Я с трудом подавил смех. Еще бы, сценка, которая представилась мне, производила весьма комическое впечатление. Один человек с серьезным видом сидит посреди комнаты, сжимая в руке большой столовый нож (конечно, столовый, откуда же возьмется какой-нибудь другой, – надо только не забыть оставить его, когда начнут убирать посуду) – значит, он сидит посреди комнаты, а кругом… Один вытянулся на постели, сложив руки на животе, и изо всех сил старается заснуть – может, даже пробует храпеть. Все остальные устраиваются поблизости кто как может, большей частью в неудобных позах. Кто-то еле удерживается на самом краю кровати, упираясь затылком в спинку, кто-то зевает, – и вот наступает мертвая тишина.
Даже Риссен не смог удержаться от улыбки.
– А какой во всем этом смысл? – спросил он.
– Символический. Передавая нож, один человек как бы отдает себя во власть другого. Но ему при этом нечего бояться, с ним не случится ничего плохого.
(Не случится ничего плохого! Когда в комнате полно народу, и все притворно храпят, и могут сколько угодно подсматривать друг за другом. Когда один из гостей – кстати, по всем правилам зарегистрированный вахтером, – сжимает в руках тупой столовый нож, которым за ужином тщетно пытались резать мясо, и слушает, насколько естественно другие храпят…)
– Да, но с какой целью вы все это делаете?
– Нашими усилиями будет вызван к жизни новый дух, – ответила женщина с полной серьезностью.

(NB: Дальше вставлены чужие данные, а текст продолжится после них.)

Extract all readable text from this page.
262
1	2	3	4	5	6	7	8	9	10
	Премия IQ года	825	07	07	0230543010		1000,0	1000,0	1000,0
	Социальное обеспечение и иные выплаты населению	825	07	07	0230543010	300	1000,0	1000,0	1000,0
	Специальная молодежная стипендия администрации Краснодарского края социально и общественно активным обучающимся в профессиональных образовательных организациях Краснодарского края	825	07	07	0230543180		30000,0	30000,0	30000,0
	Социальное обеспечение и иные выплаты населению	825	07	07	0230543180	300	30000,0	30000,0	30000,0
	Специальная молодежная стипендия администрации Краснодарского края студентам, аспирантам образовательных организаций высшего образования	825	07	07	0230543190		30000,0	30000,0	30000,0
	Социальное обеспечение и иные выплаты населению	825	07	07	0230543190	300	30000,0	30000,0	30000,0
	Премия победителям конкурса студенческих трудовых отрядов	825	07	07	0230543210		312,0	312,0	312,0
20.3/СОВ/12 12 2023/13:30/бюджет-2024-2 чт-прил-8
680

Риссен в задумчивости потер подбородок. Из лекции по истории я знал (и он, конечно, должен был знать тоже), что в первобытные времена дикари нередко выкрикивали заклинания и производили так называемые магические действия, чтобы вызвать воображаемых существ, которых они называли духами. Так, значит, нечто подобное происходит и в наши дни?
От этой же особы мы услышали об одном умалишенном, который в их кругах слыл героем. Да, воистину иногда немного нужно, чтобы стать для кого-то предметом поклонения!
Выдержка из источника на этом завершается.